Prove the following, for every $2 \times 2$ matrix $A$ with complex entries, there exist $2 \times 2$ matrix $B$ with complex entries, such that $$B^3=A^2$$ (working in the field of complex numbers)
My attempt so far, take the Jordan decomposition of $A$ to get $$A=UJU^{-1}$$ then $$A^2=UJ^2 U^{-1}$$
I have $J=D+S$ where $D$ is diagonal and $A$ is nilpotent, for $2 \times 2$ matrices the only nilpotent matrix is $$\begin{pmatrix} 0 & 1 \\ 0 & 0 \end{pmatrix}$$ Then $$J^2=(D+S)^2=D^2+DS+SD$$ Now chose $G$ such that $$G^3=J^2$$ (can I do that?) then finally I have $$B^3=UG^3U^{-1} =UJ^2U^{-1}=A$$.
I am stuck at this point.
Is this the correct approach? What should I do next?

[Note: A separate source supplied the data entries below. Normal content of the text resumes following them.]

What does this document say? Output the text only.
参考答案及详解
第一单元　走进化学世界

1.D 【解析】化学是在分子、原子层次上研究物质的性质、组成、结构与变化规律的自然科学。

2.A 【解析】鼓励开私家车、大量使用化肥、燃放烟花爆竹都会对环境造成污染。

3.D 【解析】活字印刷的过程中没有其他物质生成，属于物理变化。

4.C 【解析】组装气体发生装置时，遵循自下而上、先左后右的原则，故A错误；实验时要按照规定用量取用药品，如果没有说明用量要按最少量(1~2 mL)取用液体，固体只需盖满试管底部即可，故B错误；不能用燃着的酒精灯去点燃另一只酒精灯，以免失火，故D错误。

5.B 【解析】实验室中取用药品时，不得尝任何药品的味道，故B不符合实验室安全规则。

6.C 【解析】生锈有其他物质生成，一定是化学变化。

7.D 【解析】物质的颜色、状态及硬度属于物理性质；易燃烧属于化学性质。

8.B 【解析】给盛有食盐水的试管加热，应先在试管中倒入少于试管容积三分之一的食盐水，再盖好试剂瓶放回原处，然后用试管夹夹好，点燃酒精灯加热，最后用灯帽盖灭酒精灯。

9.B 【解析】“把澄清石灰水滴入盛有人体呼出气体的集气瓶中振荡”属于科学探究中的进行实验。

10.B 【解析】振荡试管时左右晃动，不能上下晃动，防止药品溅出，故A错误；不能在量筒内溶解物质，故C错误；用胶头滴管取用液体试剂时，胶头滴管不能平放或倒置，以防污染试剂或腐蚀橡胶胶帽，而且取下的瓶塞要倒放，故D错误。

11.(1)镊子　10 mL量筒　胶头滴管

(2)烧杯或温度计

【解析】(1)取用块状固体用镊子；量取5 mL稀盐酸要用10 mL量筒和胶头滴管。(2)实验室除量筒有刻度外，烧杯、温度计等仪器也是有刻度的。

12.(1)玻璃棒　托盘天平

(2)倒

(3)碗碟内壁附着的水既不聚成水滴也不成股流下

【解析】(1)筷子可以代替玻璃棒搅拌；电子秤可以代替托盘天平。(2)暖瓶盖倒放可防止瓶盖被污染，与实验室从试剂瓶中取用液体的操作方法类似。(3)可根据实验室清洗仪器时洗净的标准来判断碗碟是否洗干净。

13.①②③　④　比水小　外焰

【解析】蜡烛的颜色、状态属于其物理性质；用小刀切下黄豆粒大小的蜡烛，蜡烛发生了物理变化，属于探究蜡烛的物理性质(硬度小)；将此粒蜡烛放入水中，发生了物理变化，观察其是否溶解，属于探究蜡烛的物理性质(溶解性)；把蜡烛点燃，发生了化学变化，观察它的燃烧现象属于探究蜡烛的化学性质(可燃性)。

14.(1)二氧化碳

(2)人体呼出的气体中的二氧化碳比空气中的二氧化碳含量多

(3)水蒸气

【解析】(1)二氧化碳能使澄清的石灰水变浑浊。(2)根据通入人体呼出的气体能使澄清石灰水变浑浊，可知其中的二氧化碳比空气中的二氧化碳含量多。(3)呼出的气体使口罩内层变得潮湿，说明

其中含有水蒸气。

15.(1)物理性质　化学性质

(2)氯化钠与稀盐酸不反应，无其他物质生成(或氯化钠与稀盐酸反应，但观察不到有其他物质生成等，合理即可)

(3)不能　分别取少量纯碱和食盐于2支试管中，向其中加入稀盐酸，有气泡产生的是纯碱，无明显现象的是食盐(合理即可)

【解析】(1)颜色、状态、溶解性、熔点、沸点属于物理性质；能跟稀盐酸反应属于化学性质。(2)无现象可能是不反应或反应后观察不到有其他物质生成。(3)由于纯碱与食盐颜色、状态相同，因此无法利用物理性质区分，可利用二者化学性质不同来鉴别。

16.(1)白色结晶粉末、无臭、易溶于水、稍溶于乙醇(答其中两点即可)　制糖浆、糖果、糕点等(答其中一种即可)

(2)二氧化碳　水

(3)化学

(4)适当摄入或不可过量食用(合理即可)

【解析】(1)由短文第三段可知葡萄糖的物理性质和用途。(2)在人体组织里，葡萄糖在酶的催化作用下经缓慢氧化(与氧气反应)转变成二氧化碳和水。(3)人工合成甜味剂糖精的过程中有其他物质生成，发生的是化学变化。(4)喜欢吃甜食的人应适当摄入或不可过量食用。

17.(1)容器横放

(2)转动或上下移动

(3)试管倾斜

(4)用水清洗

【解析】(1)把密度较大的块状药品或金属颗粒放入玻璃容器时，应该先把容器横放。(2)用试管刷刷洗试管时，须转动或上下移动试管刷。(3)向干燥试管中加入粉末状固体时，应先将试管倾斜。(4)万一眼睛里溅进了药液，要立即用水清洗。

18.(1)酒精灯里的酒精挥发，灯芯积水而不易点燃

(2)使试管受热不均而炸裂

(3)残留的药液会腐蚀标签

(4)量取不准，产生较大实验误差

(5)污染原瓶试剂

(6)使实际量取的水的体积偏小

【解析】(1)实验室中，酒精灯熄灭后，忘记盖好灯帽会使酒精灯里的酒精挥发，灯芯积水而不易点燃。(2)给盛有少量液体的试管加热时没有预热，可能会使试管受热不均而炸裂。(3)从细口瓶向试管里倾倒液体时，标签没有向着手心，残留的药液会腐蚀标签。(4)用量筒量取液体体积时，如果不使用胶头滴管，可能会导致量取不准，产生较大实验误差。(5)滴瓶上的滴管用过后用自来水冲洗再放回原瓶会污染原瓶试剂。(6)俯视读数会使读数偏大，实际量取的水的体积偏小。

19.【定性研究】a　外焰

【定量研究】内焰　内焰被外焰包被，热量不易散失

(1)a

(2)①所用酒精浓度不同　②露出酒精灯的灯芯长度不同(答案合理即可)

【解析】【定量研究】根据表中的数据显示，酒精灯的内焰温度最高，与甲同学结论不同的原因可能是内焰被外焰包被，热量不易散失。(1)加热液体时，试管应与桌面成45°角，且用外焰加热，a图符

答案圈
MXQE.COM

Working with Jordan forms basically does it.
If $J = \operatorname{diag}(a,d)$ is diagonal, then just set $G = \operatorname{diag}((a^2)^{1/3}, (d^2)^{1/3}).$
If $J$ isn't diagonal, then $J = aI + S$ where $S=\begin{pmatrix} 0 & 1 \\ 0 & 0 \end{pmatrix}$, so $$J^2 = a^2I + 2aS.$$ Now, setting $G = (a^2)^{1/3}I + xS$ and setting equal the coefficients of $S$ in $G^3 = J^2$ gives $3((a^2)^{1/3})^2x = 2a$, which may be solved for $x$ if $a\neq 0$ and any $x$ works if $a=0$.